So I was in Wal-Mart the other day buying diapers and a lady came up to me and asked if I wanted to ‘receive Jesus Christ as my personal Lord and Savior…’ I told her I already knew and loved Jesus. I walked away thinking… ‘Wow, that’s NEVER happened to me before.’ Either all the Christians who are evangelizing already think I’m a Christian or there aren’t any Christians evangelizing. Hmm… truly the harvest is plentiful but the laborers are few! I’m not saying I evangelize and no one else does… I don’t! I’m confessing my terrible fear of man. I heard once from a reliable source that one of the top things that witches and warlocks ‘pray’ is for Christians to have a fear of man… seems to be working. Let’s REBUKE that curse and put on the full armor. I sometimes think about my high school experience- I remember thinking in high school (before I was saved), that I would just dabble in sin now and return to God at a more convenient time- this WAS my mindset. I remember feeling so empty and actually pondering… ‘if I die today would I go to heaven?’ But it was always- ‘I’ll think about it later’. If someone would have just come and presented the Gospel to me I would have received it in an instant. How many people are out there right now who are just like how I was? I’ve been asking the Lord to have these types cross paths with me. We need to be listening to the Spirit when He says to witness to someone. Pretty sure the Lord is going to test me in this now that I just wrote that…
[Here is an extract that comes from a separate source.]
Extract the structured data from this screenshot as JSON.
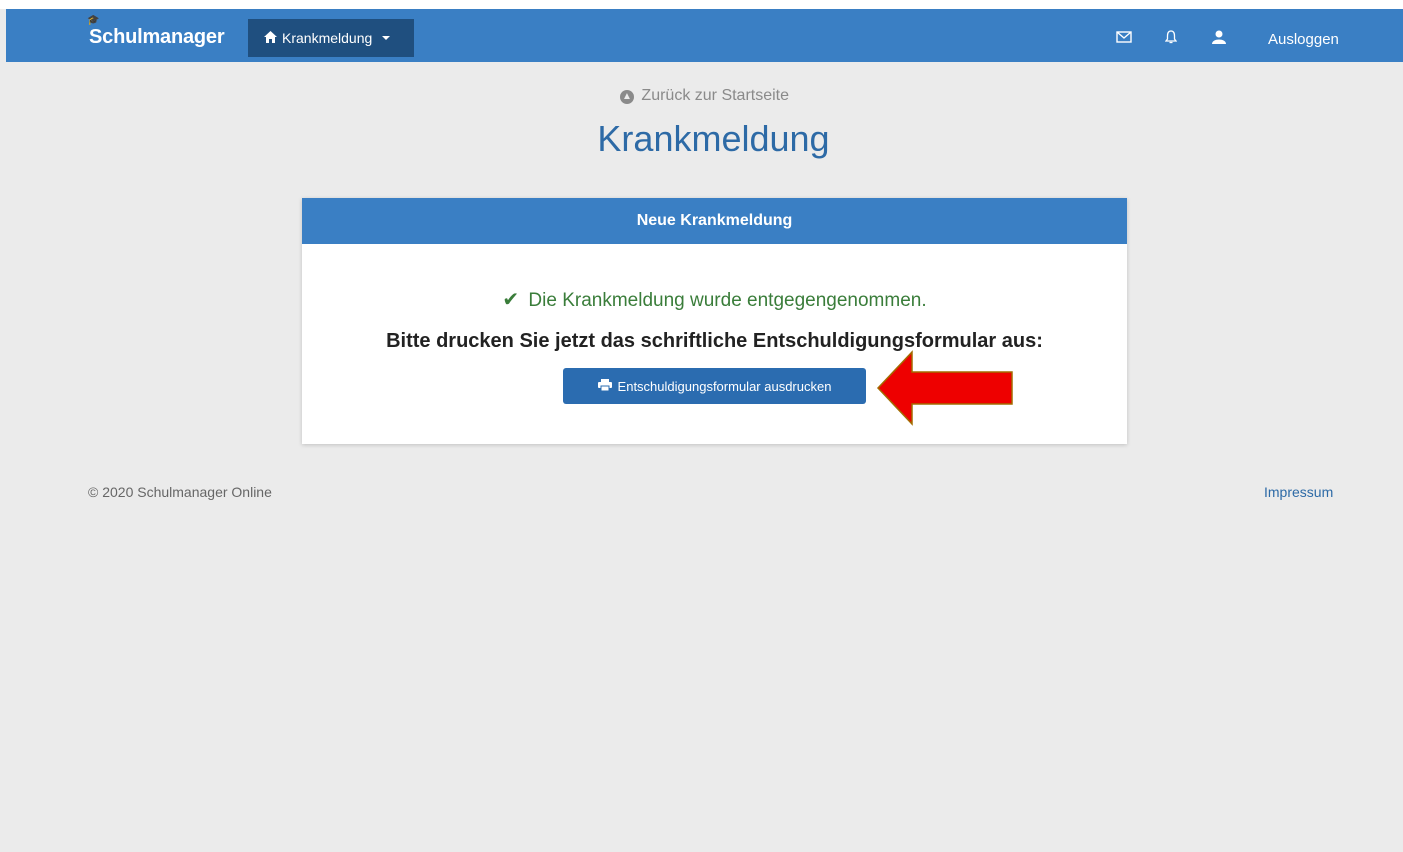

Well more on a family note… we are all going to Myrtle Beach this week! Our first vacation with Zuriah! Me and Z are flying and Ben and his dad, sister and brother are all driving. Pray for a SAFE trip. I’ll probably be posting pictures of the little bug at the ocean soon! We will be gone from the 2nd through the 9th.
I think that there are actually a lot of people out there who are like how you were then. Something you forgot to mention was how hungry you were to know that God was real and active, or, “personal” as this evangelist put it, and that it was seeing the Holy Spirit manifested in tongues and prophesying and healing that really brought you to your knees. In *that* way, you were once like many are today. We’re living in a post-modern society (whether they are consciously aware of that or not), and so evangelizing today must involve displaying the power of God, as the lost are widely looking to experience Jesus, and not just hear about Him. If God is going to test you in this as you say (and I agree that He will), then He will go with You, making Himself known through you. I love you!
We need to pray for more “harvesters”. We need more people doing the work of the evangelist. Some people just need to jump out and do it, but I know something that helped me was to learn an evangelism program. I know some people don’t like those, but it really helped me. I have gone through Share Jesus Without Fear, The Way of the Master, and FAITH Evangelism. Find a good program and this can really help you move past your fear of man by putting tools in your hand.